In the same motion, he seized the back of her head with his other hand. His fingers tangled in her elaborate hair, diamond hairpins snapping like twigs.
He pivoted in the air, using his own monstrous weight and velocity to torque her body.
And then he drove her, face-first, back toward the earth.
They fell like a meteor. There was no grace, no technique. It was pure, brutal dominance.
CRRRRRRRRRACK.
They hit the ground. The impact was not an explosion, but a localized earthquake. The street ceased to exist, replaced by a crater twenty feet deep. The shockwave radiated out, shearing the facades off buildings for a block in every direction, turning them into dollhouses with their fronts ripped off.
In the center of the crater, Lóng Yán stood upright, one hand still locked in Sū Língzhāo's hair, holding her down. She was buried to her shoulders in pulverized rock and earth, the once-immaculate silver silk of her hanfu now torn and filthy.

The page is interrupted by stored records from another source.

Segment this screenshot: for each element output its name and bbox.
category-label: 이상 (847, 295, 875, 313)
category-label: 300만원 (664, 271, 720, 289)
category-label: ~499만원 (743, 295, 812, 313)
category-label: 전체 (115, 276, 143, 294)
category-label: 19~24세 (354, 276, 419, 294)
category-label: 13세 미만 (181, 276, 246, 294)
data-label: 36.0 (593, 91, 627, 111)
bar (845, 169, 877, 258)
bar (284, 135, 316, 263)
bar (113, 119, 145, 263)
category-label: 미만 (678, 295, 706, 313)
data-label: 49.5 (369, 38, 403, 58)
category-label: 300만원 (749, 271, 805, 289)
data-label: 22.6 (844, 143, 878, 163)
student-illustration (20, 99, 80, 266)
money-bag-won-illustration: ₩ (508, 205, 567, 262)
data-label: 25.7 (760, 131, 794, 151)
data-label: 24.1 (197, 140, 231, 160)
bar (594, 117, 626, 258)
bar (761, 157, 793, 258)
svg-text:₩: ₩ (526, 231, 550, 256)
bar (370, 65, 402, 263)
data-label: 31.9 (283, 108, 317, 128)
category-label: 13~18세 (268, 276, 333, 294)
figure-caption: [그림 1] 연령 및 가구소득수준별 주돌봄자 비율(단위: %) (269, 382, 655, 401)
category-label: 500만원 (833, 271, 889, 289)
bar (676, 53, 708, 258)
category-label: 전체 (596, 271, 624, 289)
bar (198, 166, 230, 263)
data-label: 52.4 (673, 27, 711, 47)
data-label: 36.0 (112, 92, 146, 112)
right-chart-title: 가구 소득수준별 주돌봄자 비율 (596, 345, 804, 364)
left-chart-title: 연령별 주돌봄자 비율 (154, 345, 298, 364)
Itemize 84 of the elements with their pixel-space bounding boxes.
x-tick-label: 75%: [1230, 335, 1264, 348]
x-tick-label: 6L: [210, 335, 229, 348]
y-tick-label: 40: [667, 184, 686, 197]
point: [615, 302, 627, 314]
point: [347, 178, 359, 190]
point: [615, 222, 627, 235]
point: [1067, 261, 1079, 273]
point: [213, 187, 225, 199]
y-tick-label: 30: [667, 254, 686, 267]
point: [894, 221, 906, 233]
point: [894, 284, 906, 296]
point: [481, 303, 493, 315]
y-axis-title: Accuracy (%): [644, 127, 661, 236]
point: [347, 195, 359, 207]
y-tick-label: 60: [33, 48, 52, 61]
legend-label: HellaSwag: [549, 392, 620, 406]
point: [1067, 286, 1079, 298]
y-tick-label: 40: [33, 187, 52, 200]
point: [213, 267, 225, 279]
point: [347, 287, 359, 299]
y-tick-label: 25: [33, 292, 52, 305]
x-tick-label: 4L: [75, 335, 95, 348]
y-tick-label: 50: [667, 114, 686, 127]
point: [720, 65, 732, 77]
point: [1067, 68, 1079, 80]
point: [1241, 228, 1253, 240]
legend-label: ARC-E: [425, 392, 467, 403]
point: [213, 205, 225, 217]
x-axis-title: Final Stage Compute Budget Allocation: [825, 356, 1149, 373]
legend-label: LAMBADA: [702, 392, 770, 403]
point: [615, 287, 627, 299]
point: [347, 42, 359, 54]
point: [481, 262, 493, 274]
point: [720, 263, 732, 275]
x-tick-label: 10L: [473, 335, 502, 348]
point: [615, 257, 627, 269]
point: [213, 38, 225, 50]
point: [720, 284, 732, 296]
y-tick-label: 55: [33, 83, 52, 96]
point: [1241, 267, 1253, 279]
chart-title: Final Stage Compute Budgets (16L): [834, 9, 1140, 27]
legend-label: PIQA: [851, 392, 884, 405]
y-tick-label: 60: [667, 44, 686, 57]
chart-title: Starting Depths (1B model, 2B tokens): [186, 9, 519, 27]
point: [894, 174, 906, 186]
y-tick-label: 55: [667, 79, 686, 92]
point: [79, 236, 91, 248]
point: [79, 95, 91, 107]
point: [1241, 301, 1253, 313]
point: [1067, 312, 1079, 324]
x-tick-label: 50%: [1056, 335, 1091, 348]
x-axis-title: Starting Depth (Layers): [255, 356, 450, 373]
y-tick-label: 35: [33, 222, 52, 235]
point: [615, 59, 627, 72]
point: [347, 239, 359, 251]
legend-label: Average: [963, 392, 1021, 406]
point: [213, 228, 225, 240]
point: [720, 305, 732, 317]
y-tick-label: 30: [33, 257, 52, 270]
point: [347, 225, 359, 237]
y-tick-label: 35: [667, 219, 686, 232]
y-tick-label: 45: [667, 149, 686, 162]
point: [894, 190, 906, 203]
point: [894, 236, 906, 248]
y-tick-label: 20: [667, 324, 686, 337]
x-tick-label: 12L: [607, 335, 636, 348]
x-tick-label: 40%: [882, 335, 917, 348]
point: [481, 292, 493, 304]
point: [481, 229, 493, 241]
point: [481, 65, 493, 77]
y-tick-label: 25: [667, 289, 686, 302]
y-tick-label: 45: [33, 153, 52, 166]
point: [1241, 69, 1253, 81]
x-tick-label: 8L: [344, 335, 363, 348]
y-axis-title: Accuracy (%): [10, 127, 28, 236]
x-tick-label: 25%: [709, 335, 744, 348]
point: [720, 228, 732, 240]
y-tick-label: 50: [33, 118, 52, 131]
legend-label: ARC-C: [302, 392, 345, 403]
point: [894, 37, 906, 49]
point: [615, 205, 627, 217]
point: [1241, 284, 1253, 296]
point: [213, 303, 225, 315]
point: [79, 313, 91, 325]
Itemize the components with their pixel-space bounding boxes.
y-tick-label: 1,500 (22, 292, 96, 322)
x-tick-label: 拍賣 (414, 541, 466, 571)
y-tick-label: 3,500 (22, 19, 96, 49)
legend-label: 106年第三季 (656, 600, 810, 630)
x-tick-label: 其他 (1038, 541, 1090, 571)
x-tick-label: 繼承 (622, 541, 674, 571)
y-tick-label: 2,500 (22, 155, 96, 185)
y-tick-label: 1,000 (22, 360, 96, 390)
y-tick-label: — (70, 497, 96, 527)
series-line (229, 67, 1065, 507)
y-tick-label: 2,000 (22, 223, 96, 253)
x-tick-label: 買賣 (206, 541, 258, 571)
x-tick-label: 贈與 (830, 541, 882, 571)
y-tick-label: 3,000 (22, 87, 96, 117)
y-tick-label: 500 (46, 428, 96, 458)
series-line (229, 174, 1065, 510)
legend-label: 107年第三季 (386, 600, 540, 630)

He leaned down, his voice a low, graveled whisper that carried the heat of the soulfire still fading from his veins, yet it cut through the settling dust with perfect, venomous clarity.
“女神被凡狗打败,真丢人。”
(Nǚshén bèi fán gǒu dǎbài, zhēn diūrén.)
"A goddess, beaten by a common dog. How embarrassing."
Beneath the rubble, unseen, her lips curled into a smile of perfect, predatory satisfaction.
She had seen the punch coming from a mile away. Not a mile - from the moment he’d first clenched his fist. His top speed was a snail’s crawl to her perception, a laborious, grunting effort through molasses. What good was being a hundred times faster than sound when your opponent could stroll between heartbeats at half the speed of light? His legendary strike, the one that had shattered city blocks and cratered the earth, was a performance. A tantrum. A child hurling a pillow at a mountain and calling it an earthquake. The sting was theater. The crumbling silk was costume. She had allowed the dust to settle upon her like sacred ash, permitted his hand to remain tangled in her hair - a leash she would soon turn into a noose.
Let the beast roar. Let him believe, for this one shattered moment, that he could move a goddess. The greater the illusion of impact, the more exquisite the symphony of his breaking would be.
The first move in their new war had been his.
And it had been the most devastating miscalculation of his life.